Si a Jean-Marie le hubieran dicho que un día se encontraría en una aldea perdida, lejos de su regimiento, sin dinero, sin posibilidad de contactar con sus padres, sin saber si estaban sanos y salvos en París o yacían en el fondo de un agujero de obús al borde de una carretera, como tantos otros, si le hubieran dicho, sobre todo, que Francia, aun derrotada, seguiría viviendo e incluso conocería momentos felices, no lo habría creído. Pero así era. La misma magnitud del desastre, lo que tenía de irreparable, llevaba aparejado cierto consuelo, como algunos potentes venenos contienen su antídoto. Todos los males que padecía eran irremediables. No podía hacer que la línea Maginot no hubiera sido eludida o rota (no se sabía con certeza), que no hubiera dos millones de soldados prisioneros, que Francia no hubiera sido vencida. No podía hacer funcionar el servicio de correos, el telégrafo o el teléfono, ni conseguir gasolina y un coche para recorrer los veintiún kilómetros que lo separaban de la estación, por la que de todas formas no pasaban trenes ya que la vía estaba destrozada. No podía ir andando hasta París, porque había sido gravemente herido y apenas estaba empezando a levantarse. No podía pagar a sus anfitriones, porque no tenía dinero ni modo de conseguirlo. Todo era superior a sus fuerzas, de modo que sólo podía quedarse tranquilamente donde estaba y esperar.
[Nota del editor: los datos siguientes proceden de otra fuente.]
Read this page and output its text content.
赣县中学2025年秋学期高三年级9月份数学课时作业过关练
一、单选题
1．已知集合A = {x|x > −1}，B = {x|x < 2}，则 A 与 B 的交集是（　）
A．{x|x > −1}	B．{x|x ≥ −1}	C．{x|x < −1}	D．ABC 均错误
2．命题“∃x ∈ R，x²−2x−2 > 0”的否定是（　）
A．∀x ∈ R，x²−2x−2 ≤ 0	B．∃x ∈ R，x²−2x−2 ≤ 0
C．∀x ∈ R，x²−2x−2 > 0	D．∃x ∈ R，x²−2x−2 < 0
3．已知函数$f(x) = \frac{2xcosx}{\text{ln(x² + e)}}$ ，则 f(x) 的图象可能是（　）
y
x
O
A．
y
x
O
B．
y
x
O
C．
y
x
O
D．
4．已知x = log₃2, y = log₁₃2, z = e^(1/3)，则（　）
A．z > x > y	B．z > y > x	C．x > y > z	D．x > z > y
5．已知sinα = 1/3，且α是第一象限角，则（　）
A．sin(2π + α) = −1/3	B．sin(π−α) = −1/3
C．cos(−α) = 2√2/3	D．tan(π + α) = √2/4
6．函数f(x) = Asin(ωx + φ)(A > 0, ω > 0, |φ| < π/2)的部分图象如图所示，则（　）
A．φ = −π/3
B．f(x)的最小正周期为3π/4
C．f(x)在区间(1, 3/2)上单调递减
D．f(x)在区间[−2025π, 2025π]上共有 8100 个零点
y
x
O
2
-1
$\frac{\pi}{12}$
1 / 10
Esa sensación de absoluta dependencia del mundo exterior le hacía sentir una especie de paz. Ni siquiera tenía ropa propia; su uniforme, desgarrado y medio quemado, estaba inutilizable. Llevaba una camisa caqui y el pantalón de repuesto de un mozo de la granja. Los zapatos los había comprado en el pueblo. No obstante, había conseguido que lo desmovilizaran cruzando clandestinamente la línea de demarcación y dando un domicilio falso, así que no corría peligro de que lo hicieran prisionero. Seguía viviendo en la granja, pero, ahora que estaba mejor, ya no dormía en la cama de la cocina. Le habían dado una habitación sobre el granero del heno. Por una ventana redonda veía un hermoso y apacible paisaje de campos, de fértiles tierras y bosques. Por la noche oía corretear los ratones por el techo y el zureo de las palomas en el palomar.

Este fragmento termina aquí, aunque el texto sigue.